Cognitive Narratology and Disability in Taha Hussein’s Canonical Literary Works

Articles

Cognitive Narratology and Disability in Taha Hussein’s Canonical Literary Works

DOI: 10.1080/23277408.2025.2554921
Author(s): Shahd Alshammari Gulf University for Science and Technology, Kuwait , Encarnación Sánchez Arenas University of Seville, Spain

Abstract

The seminal works of Taha Hussein, the Egyptian writer who was sobriquetically labelled ‘The Dean of Arabic Literature’, include the autobiographical trilogy, The Days, and his novel, The Call of the Curlew. Both present complementary explorations of disability narratives and sensory perception in literary expression. This study examines Taha Hussein’s autobiographical and fictional works through a disability studies framework, analyzing how blindness shapes literary production and metaphorical construction in early 20th-century Arabic literature.

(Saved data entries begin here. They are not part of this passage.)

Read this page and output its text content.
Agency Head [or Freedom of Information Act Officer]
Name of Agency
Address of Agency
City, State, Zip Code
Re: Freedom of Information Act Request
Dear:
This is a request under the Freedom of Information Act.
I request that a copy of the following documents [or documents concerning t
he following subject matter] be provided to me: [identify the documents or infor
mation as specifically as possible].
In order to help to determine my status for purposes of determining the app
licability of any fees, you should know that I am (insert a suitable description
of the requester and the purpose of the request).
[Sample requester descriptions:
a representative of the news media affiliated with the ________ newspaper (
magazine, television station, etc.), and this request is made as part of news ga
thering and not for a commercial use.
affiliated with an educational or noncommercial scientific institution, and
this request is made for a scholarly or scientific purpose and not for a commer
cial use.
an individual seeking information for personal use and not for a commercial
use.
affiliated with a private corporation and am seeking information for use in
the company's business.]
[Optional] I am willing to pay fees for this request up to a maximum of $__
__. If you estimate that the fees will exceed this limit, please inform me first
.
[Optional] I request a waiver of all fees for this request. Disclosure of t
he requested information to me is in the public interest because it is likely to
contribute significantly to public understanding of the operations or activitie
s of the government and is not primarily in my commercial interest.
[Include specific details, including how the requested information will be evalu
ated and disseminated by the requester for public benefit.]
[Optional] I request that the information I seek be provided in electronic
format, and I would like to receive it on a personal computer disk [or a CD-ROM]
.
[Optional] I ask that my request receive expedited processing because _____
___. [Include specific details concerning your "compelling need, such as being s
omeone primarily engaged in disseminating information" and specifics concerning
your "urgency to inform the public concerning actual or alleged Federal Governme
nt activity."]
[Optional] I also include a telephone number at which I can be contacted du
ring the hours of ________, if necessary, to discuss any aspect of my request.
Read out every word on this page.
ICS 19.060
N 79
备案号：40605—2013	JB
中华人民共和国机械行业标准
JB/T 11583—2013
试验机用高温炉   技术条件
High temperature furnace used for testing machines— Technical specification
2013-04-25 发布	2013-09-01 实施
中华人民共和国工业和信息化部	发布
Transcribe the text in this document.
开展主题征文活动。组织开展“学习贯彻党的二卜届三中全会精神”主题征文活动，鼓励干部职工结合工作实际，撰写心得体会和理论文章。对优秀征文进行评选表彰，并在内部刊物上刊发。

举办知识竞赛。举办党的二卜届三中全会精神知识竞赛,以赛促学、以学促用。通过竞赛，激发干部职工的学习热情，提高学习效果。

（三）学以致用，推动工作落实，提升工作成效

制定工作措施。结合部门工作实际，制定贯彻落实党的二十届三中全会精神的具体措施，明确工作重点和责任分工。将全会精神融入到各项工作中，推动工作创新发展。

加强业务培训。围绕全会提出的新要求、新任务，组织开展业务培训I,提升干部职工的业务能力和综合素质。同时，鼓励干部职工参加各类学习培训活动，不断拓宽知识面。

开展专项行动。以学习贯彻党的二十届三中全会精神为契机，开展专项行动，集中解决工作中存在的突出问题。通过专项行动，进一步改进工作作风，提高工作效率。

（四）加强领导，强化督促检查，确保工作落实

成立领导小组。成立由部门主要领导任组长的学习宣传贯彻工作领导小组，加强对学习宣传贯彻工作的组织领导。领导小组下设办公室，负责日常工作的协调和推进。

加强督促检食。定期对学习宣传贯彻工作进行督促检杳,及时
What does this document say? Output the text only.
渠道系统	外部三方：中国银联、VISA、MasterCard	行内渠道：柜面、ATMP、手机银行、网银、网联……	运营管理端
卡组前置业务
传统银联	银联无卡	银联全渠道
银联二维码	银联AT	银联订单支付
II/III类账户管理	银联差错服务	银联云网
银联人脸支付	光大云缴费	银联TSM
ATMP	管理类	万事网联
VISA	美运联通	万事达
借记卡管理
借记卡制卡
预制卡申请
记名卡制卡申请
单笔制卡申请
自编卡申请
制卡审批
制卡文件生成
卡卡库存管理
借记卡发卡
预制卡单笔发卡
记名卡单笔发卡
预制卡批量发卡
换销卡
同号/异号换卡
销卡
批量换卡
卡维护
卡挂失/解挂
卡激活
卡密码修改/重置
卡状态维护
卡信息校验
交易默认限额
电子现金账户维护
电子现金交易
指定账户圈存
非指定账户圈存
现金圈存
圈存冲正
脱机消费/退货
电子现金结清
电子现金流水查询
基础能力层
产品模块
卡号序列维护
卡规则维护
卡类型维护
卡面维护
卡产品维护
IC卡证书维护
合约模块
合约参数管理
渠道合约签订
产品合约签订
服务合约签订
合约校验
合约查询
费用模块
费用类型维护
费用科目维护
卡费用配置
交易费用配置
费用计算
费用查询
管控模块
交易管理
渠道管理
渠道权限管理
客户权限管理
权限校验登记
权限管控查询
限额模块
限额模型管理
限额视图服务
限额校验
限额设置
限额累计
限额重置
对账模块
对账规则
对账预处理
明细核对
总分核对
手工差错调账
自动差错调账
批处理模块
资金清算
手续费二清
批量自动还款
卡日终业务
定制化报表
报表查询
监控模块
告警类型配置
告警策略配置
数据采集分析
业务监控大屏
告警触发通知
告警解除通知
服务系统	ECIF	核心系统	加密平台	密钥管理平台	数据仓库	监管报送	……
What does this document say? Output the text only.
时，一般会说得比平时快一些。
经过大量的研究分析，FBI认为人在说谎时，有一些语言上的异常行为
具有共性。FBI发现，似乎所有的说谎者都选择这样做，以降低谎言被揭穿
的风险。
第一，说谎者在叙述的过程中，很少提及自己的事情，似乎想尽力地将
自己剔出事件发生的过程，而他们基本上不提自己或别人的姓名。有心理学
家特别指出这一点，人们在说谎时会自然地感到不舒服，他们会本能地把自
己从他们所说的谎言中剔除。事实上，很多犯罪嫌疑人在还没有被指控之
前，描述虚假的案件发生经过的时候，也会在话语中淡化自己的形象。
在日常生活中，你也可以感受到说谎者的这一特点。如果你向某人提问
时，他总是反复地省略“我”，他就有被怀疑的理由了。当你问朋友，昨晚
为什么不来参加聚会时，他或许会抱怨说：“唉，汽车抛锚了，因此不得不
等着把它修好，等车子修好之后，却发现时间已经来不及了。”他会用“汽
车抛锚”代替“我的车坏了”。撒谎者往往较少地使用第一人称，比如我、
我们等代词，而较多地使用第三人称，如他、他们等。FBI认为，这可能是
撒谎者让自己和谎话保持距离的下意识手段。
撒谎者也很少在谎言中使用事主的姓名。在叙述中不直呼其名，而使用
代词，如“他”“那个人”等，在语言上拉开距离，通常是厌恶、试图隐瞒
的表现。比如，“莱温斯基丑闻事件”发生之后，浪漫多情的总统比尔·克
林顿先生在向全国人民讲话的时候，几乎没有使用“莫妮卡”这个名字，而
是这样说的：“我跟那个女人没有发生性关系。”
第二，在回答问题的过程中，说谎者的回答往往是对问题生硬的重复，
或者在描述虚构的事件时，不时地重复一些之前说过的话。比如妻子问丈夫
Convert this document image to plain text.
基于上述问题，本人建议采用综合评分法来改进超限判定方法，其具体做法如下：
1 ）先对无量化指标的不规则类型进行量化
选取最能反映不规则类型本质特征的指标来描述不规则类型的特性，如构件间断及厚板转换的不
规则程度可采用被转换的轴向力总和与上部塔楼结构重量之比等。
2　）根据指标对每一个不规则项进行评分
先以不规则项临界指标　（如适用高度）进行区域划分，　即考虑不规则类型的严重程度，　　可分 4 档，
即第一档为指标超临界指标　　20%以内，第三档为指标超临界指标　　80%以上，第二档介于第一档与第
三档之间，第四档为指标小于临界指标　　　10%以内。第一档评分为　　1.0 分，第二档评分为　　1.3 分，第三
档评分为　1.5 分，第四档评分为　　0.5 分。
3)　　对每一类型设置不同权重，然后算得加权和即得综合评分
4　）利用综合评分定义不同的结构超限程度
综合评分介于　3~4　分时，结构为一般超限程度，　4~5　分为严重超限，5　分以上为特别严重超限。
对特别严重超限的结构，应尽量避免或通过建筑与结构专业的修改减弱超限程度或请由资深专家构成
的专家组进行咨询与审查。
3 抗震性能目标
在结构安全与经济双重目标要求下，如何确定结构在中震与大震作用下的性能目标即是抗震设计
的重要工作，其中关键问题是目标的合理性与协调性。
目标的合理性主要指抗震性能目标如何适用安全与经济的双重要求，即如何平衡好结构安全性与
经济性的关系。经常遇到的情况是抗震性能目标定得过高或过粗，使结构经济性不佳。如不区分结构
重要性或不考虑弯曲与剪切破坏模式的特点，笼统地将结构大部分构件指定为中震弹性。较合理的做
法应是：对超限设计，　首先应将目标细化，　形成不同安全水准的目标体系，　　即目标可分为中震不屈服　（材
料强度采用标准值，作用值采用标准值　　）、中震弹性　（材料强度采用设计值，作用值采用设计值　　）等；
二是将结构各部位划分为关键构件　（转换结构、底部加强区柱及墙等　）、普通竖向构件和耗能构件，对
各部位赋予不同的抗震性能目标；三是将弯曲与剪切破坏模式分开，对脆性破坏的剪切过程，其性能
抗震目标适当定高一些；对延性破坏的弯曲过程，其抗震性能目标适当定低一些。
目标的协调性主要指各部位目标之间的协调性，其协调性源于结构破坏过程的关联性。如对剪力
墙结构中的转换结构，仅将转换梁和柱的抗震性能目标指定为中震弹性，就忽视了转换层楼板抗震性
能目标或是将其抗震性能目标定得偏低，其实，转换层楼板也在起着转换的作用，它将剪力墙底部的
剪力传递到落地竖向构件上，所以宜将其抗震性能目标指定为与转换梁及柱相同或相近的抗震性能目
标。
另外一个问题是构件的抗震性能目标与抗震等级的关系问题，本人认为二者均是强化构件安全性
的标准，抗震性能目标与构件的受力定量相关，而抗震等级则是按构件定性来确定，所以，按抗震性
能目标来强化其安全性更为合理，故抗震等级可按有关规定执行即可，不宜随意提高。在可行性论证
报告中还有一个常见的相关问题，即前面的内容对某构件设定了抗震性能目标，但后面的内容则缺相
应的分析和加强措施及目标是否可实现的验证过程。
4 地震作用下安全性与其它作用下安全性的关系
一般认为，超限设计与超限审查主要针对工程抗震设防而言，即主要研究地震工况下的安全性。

As the output of a late-blind writer, Hussein’s work offers a compelling case study of the persistence of visual memory, the integration of synesthetic sensory experiences, and the use of cognitive metaphors across both autobiographical and fictional modes. This study compares Hussein’s narrative techniques to those of his sighted contemporary, Abbas al-Aqqad, the Egyptian writer and literary critic, and examines whether the cognitive and structural patterns in Hussein’s work represent intentional literary strategies or reflections of memory processes shaped by his disability. Through systematic analysis of perception-based, visual, and cognitive metaphors in contrasting genres with disparate narrative imperatives in both works, we challenge prevailing assumptions about ‘blind writing’ and its alleged sensory distinctiveness.